For all of its new conveniences, improved search capabilities, and good looks, Windows Vista lacks some of the basic maintenance utilities that should come standard with any operating system. The field remains wide open for third-party developers to create system optimizers, cleaners, and customization programs like Vista Manager. This first-generation toolkit for the brand new OS hits all the right notes by pulling most of the usual optimizing tools into an accessible interface.
There are the de rigeur system-information monitors, a disk and registry cleaner, and a wide range of well-organized system settings to tweak. Telescoping menus in a graphical interface organize the options into categories such as Optimization, Customization, and Security buckets. Like many similar tools, Vista Manager provides a direct and centralized way to toggle security settings, such as hiding folders and settings from prying eyes, controlling disk sharing, and customizing elements of your context menus.

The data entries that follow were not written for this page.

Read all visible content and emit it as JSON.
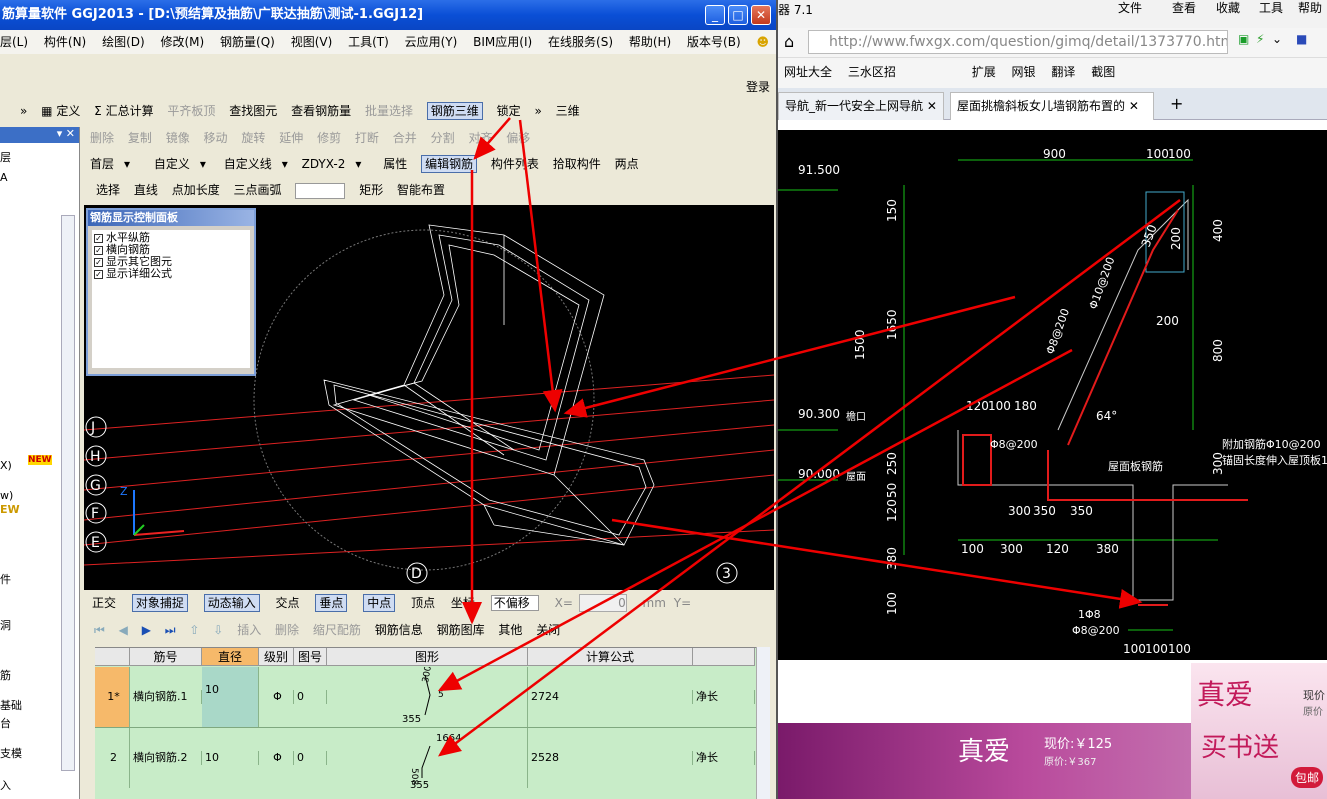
{
  "app": {
    "title": "筋算量软件 GGJ2013 - [D:\\预结算及抽筋\\广联达抽筋\\测试-1.GGJ12]",
    "menu": [
      "层(L)",
      "构件(N)",
      "绘图(D)",
      "修改(M)",
      "钢筋量(Q)",
      "视图(V)",
      "工具(T)",
      "云应用(Y)",
      "BIM应用(I)",
      "在线服务(S)",
      "帮助(H)",
      "版本号(B)"
    ],
    "login": "登录",
    "toolbar1": {
      "define": "定义",
      "sum": "汇总计算",
      "flush": "平齐板顶",
      "find": "查找图元",
      "view_rebar": "查看钢筋量",
      "batch": "批量选择",
      "rebar3d": "钢筋三维",
      "lock": "锁定",
      "view3d": "三维"
    },
    "toolbar2": {
      "delete": "删除",
      "copy": "复制",
      "mirror": "镜像",
      "move": "移动",
      "rotate": "旋转",
      "extend": "延伸",
      "trim": "修剪",
      "break": "打断",
      "merge": "合并",
      "split": "分割",
      "align": "对齐",
      "offset": "偏移"
    },
    "toolbar3": {
      "floor": "首层",
      "custom": "自定义",
      "custom_line": "自定义线",
      "element": "ZDYX-2",
      "props": "属性",
      "edit_rebar": "编辑钢筋",
      "list": "构件列表",
      "pick": "拾取构件",
      "two_point": "两点"
    },
    "toolbar4": {
      "select": "选择",
      "line": "直线",
      "point_len": "点加长度",
      "arc": "三点画弧",
      "rect": "矩形",
      "smart": "智能布置"
    },
    "sidebar": {
      "items": [
        "层",
        "A",
        "X)",
        "NEW",
        "w)",
        "EW",
        "件",
        "洞",
        "筋",
        "基础",
        "台",
        "支模",
        "入"
      ]
    },
    "control_panel": {
      "title": "钢筋显示控制面板",
      "options": [
        "水平纵筋",
        "横向钢筋",
        "显示其它图元",
        "显示详细公式"
      ]
    },
    "axis_labels": [
      "J",
      "H",
      "G",
      "F",
      "E",
      "D",
      "3"
    ],
    "snapbar": {
      "ortho": "正交",
      "snap": "对象捕捉",
      "dyn": "动态输入",
      "intersect": "交点",
      "perp": "垂点",
      "mid": "中点",
      "vertex": "顶点",
      "coord": "坐标",
      "no_offset": "不偏移",
      "x": "X=",
      "x_val": "0",
      "mm": "mm",
      "y": "Y="
    },
    "navbar": {
      "insert": "插入",
      "delete": "删除",
      "scale": "缩尺配筋",
      "info": "钢筋信息",
      "lib": "钢筋图库",
      "other": "其他",
      "close": "关闭"
    },
    "grid": {
      "headers": [
        "筋号",
        "直径(mm)",
        "级别",
        "图号",
        "图形",
        "计算公式"
      ],
      "rows": [
        {
          "no": "1*",
          "name": "横向钢筋.1",
          "dia": "10",
          "grade": "Φ",
          "fig": "0",
          "shape_a": "300",
          "shape_b": "355",
          "shape_c": "5",
          "formula": "2724",
          "note": "净长"
        },
        {
          "no": "2",
          "name": "横向钢筋.2",
          "dia": "10",
          "grade": "Φ",
          "fig": "0",
          "shape_a": "1664",
          "shape_b": "355",
          "shape_c": "508",
          "formula": "2528",
          "note": "净长"
        }
      ]
    }
  },
  "browser": {
    "top_left": "器 7.1",
    "menu": [
      "文件",
      "查看",
      "收藏",
      "工具",
      "帮助"
    ],
    "url": "http://www.fwxgx.com/question/gimq/detail/1373770.html",
    "fav": [
      "网址大全",
      "三水区招",
      "扩展",
      "网银",
      "翻译",
      "截图"
    ],
    "tabs": [
      "导航_新一代安全上网导航",
      "屋面挑檐斜板女儿墙钢筋布置的"
    ],
    "cad": {
      "dims_top": [
        "900",
        "100",
        "100"
      ],
      "elev": [
        "91.500",
        "90.300",
        "90.000"
      ],
      "elev_tags": [
        "檐口",
        "屋面"
      ],
      "left_dims": [
        "150",
        "1650",
        "250",
        "120",
        "50",
        "380",
        "100"
      ],
      "total_left": "1500",
      "right_dims": [
        "400",
        "800",
        "300"
      ],
      "labels": [
        "350",
        "200",
        "200",
        "120",
        "100",
        "180",
        "64°",
        "300",
        "350",
        "350",
        "100",
        "300",
        "120",
        "380",
        "100",
        "100",
        "100"
      ],
      "rebar_notes": [
        "Φ10@200",
        "Φ8@200",
        "Φ8@200",
        "1Φ8",
        "Φ8@200"
      ],
      "right_notes": [
        "附加钢筋Φ10@200",
        "锚固长度伸入屋顶板140",
        "屋面板钢筋"
      ]
    },
    "ads": {
      "brand": "真爱",
      "price_now": "现价:￥125",
      "price_orig": "原价:￥367",
      "brand2": "真爱",
      "now2": "现价",
      "orig2": "原价",
      "slogan": "买书送",
      "pack": "包邮"
    }
  }
}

There are too many tweaks to catalog here, but Vista Manager is more comprehensive than most programs of its kind. It adds wallpaper and icon managers to the mix and can tweak network performance and split files for easier copying. Our favorite touch is the tooltip pop-up function, which describes most settings in laudable detail when you mouse over them. Although Vista Manager is pretty much just a re-tooling of YamicSoft's WinXP Manager, it does include Vista-specific features like the ability to tweak the User Account Controls.
Vista Manager's best feature is the Process Manager, which annotates the long list of processes the OS runs in background. You can intelligently target and disable the resource-sucking operations your laptop doesn't need. All in all, Vista Manager is a very good first stab at optimizing Vista.